O relator na comissão, senador Waldemir Moka (MDB-MS) ressaltou que a medida é apenas autorizativa, ou seja, não obriga o Poder Executivo a incluir o leite na pauta dos produtos amparados pela Política de Garantia de Preços Mínimos (PGPM). Caso seja inserido na PGPM, o leite poderá ter um valor mínimo de compra estabelecido pelo governo.

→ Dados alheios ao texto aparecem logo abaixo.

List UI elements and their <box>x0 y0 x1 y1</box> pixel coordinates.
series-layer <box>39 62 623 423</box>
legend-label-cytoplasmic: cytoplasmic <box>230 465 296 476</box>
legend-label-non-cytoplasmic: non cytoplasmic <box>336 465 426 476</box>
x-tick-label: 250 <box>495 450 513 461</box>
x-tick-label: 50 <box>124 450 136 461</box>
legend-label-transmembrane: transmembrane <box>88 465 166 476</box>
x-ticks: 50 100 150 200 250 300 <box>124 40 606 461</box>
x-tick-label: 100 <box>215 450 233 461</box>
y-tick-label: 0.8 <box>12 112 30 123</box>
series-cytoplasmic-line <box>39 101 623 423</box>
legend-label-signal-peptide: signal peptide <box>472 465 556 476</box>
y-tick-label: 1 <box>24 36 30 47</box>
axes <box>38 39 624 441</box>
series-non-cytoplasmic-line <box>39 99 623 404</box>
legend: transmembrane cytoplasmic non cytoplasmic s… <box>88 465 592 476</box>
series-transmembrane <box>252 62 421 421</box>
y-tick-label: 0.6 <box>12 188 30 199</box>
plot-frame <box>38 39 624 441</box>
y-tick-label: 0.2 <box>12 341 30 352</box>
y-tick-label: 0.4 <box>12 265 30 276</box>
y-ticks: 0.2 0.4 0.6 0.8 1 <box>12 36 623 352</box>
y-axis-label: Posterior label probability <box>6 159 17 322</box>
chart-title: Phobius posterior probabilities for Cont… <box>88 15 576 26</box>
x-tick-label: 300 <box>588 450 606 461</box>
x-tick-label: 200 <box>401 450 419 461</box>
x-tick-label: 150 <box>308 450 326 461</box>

Na prática, a diferença entre o valor fixado dos produtos e o valor real de mercado é repassada pelo estado ao produtor, de modo que não haja prejuízos financeiros para o cidadão.
O texto aprovado estabelece que os recursos necessários para a inclusão do leite na pauta da PGPM devem ser alocados pelo governo quando da elaboração da Lei de Diretrizes Orçamentárias (ABr).

Enel investirá US$ 900 milhões na Eletropaulo

A Eletropaulo vai receber US$ 900 milhões em investimentos até 2021 para a melhora da qualidade da rede de energia paulista. A informação foi dada ontem (5), em entrevista coletiva, pelo presidente da Enel no Brasil, Carlo Zorzoli. A empresa italiana Enel adquiriu na segunda-feira (4) mais de 73,38% das ações da Eletropaulo.
“A Eletropaulo, na nossa opinião, nos últimos anos, não realizou os investimentos de que precisava”, disse Zorzoli. Ele estima elevação da média de investimentos de US$ 224 milhões, no período de 2015 a 2017, para US$ 300 milhões até 2021. A Eletropaulo atende à capital paulista e a 23 cidades da região metropolitana de São Paulo (ABr).